Murren understands that, on paper, the raw numbers don't give CityCenter a glowing review.
"We feel like we are at the point where the business is growing," Murren said. "Aria has developed a brand following and our market share is up without cannibalizing the rest of our properties."
MGM Resorts' net revenue grew in the quarter to $1.54 billion, compared with $1.46 billion in the first quarter of 2010.
"The Las Vegas operating environment remains difficult, but as we expected, we are seeing a gradual recovery," Murren said.
CityCenter reported net revenues of $401 million in the second quarter, which included $218 million related to sales of condominium units at Vdara, Mandarin Oriental and Veer Towers. Part of the residential revenues included $56 million in forfeited residential deposits.

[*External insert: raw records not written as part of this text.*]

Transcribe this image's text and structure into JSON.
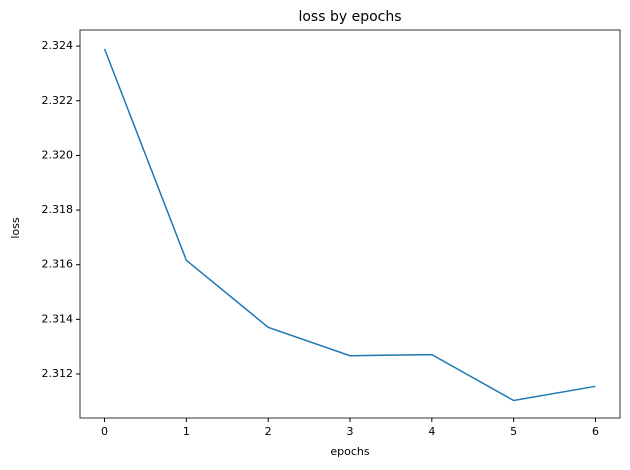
{
  "chart_data": {
    "type": "line",
    "title": "loss by epochs",
    "x_label": "epochs",
    "y_label": "loss",
    "x": [
      0,
      1,
      2,
      3,
      4,
      5,
      6
    ],
    "series": [
      {
        "color": "#1f77b4",
        "values": [
          2.3239,
          2.31616,
          2.31371,
          2.31267,
          2.31271,
          2.31103,
          2.31155
        ]
      }
    ],
    "xlim": [
      -0.3,
      6.3
    ],
    "xticks": [
      0,
      1,
      2,
      3,
      4,
      5,
      6
    ],
    "ylim": [
      2.31039,
      2.32459
    ],
    "yticks": [
      {
        "value": 2.312,
        "label": "2.312"
      },
      {
        "value": 2.314,
        "label": "2.314"
      },
      {
        "value": 2.316,
        "label": "2.316"
      },
      {
        "value": 2.318,
        "label": "2.318"
      },
      {
        "value": 2.32,
        "label": "2.320"
      },
      {
        "value": 2.322,
        "label": "2.322"
      },
      {
        "value": 2.324,
        "label": "2.324"
      }
    ],
    "grid": false
  }
}
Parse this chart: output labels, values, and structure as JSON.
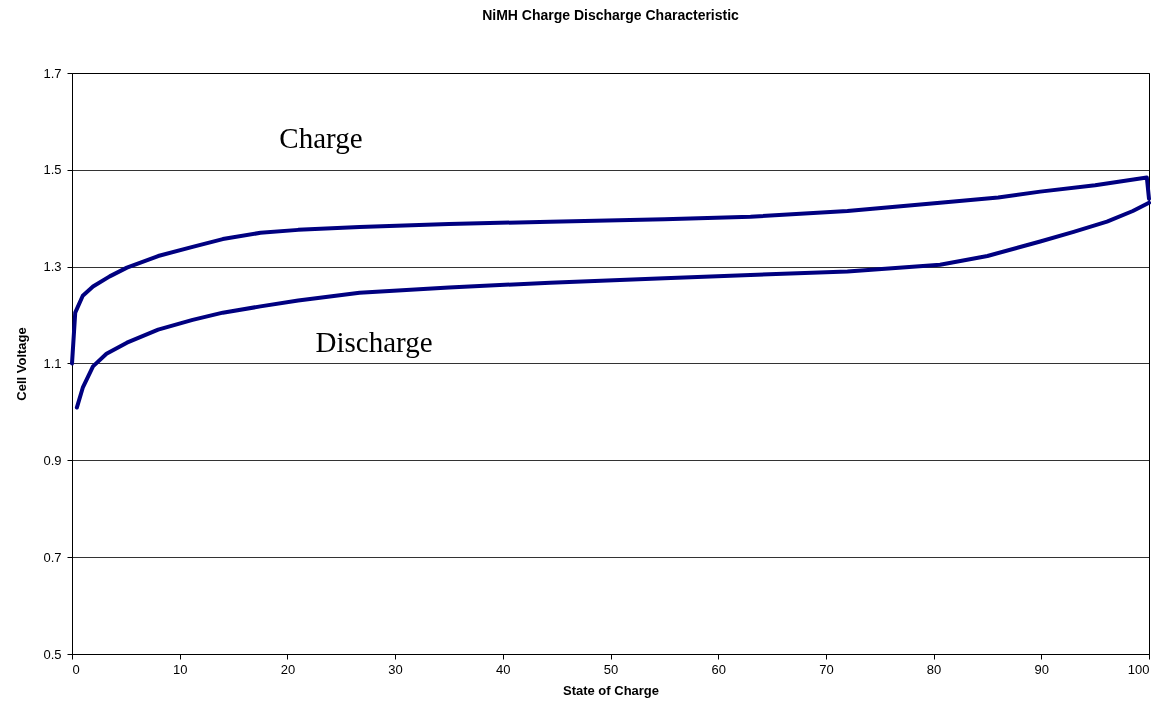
{
  "chart_data": {
    "type": "line",
    "title": "NiMH Charge Discharge Characteristic",
    "xlabel": "State of Charge",
    "ylabel": "Cell Voltage",
    "series": [
      {
        "name": "Charge",
        "color": "#000080",
        "x": [
          0,
          0.3,
          1,
          1.95,
          3.5,
          5.1,
          8,
          11.2,
          14,
          17.5,
          21,
          26.7,
          35,
          44.4,
          55,
          63,
          72,
          80.6,
          86,
          89.9,
          95,
          99.8,
          100
        ],
        "values": [
          1.1,
          1.205,
          1.24,
          1.259,
          1.28,
          1.298,
          1.322,
          1.341,
          1.357,
          1.37,
          1.376,
          1.382,
          1.388,
          1.393,
          1.398,
          1.403,
          1.415,
          1.432,
          1.443,
          1.455,
          1.468,
          1.484,
          1.44
        ]
      },
      {
        "name": "Discharge",
        "color": "#000080",
        "x": [
          0.45,
          1,
          1.95,
          3.2,
          5.1,
          8,
          11.2,
          14,
          17.5,
          21,
          26.7,
          35,
          44.4,
          55,
          63,
          72,
          80.6,
          85,
          89.9,
          93,
          96.1,
          98.5,
          100
        ],
        "values": [
          1.009,
          1.05,
          1.094,
          1.12,
          1.143,
          1.17,
          1.19,
          1.205,
          1.218,
          1.23,
          1.246,
          1.257,
          1.267,
          1.276,
          1.283,
          1.29,
          1.304,
          1.322,
          1.352,
          1.372,
          1.393,
          1.415,
          1.432
        ]
      }
    ],
    "xlim": [
      0,
      100
    ],
    "xticks": [
      0,
      10,
      20,
      30,
      40,
      50,
      60,
      70,
      80,
      90,
      100
    ],
    "ylim": [
      0.5,
      1.7
    ],
    "yticks": [
      0.5,
      0.7,
      0.9,
      1.1,
      1.3,
      1.5,
      1.7
    ],
    "grid": "y",
    "legend": false
  }
}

MGM Resorts closed sales on 196 units at CityCenter during the quarter -- 18 at Mandarin, 105 at Vdara and 73 at Veer.
Aria reported net revenue of $157 million and an adjusted cash flow loss of $17 million. Aria's results were hurt by a low table games hold percentage. CityCenter CEO Bobby Baldwin said Aria had $140.1 million in gaming revenue and 14.1 percent of all baccarat wagers on the Strip during the quarter.
Aria had a room occupancy of 80 percent in the quarter and average daily room rates of $178.
The figures resulted in a "significant" improvement from the first quarter in revenue per available room, a nontraditional measurement Wall Street uses to gauge profitability. Shares of MGM Resorts, traded on the New York Stock Exchange, closed at $11.17 Tuesday, down 10 cents, or 0.89 percent.